What is the difference to other teaching styles?

It is very flexible and totally different every week. It is so much fun – students and teachers are having a ball all the time. For example, just today we played a very active game called fruit salad, which was heaps of fun – for the students, for me, for everyone.

I am not the kind of teacher with a ruler in my hand. I am participating, I build relationships and I never need to do any discipline. My students know my voice, if I lower it they know something is going on and stop. It is a very stress-free environment. The kids can jump around, they don’t have to be stuck on their chairs. It is very opposite to an academic class – very easy and fun.
For the teachers it is very easy too. LCF offers a lot of content and each lesson is very well planned. They provide flashcards, board games, CDs, activity sheets, stickers and more, which makes it very convenient for teachers and lots of fun for students.

What was your biggest challenge when you started with LCF Fun Languages?

Well, building a portfolio is probably the biggest challenge. In the beginning I found it a bit hard to call schools, introduce us and make them listen to me. I wrote myself a speech and decided to go to the school and introduce myself and LCF in person.

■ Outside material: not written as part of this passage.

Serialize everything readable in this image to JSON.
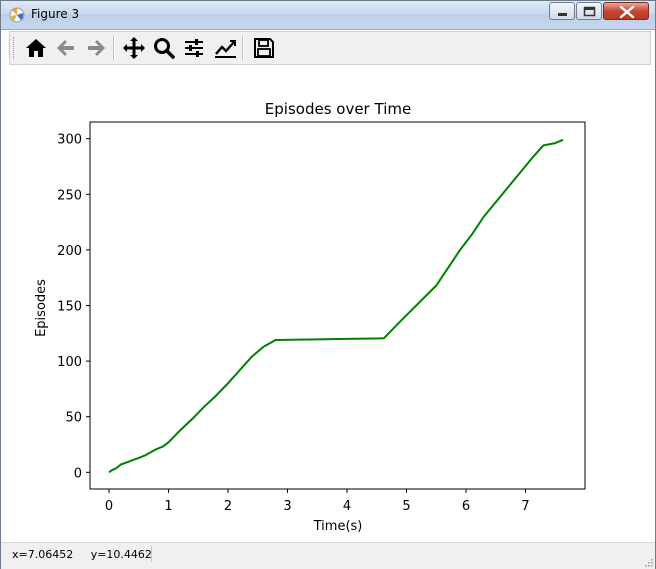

I found that it worked out much better when I was meeting the person responsible. I am a clown and love talk to people and make them laugh (laughs). I started with 1, then 2 and 3 clubs and all of a sudden I had 13. Parents, teachers and students spread the word. Word of mouth – this is what started my business.

Tell us one story about a child in your club who stands out with their ability or enthusiasm for language?

I have a 11 year old girl learning French with me for 5 years now and she is absolutely exceptional. She will understand almost everything and reply with simple sentences. She is a very academic learner and her goal is to do the IB (International Baccalaureate). Just a few weeks ago, she was interviewed by a famous Melbourne TV channel. They were interviewing children, who are passionate about languages and asked them to explain why and what they love about languages.

If you were asked which language was important to learn, what would you advise?

Mandarin. Just because I can’t speak it (laughs). It is a very good exercise for the brain. It is like math for me, and it is very big in the world. I love French, Spanish and Italian for their sound. I think every language is special.

Could you share one of your language teaching secrets with us?

I teach how to count and read numbers in ten minutes by drawing columns on a little table. My students learn the table and it is easy for them to remember, as they have to make their brain work. I also teach them the sounds first, so that they know how to pronounce the numbers.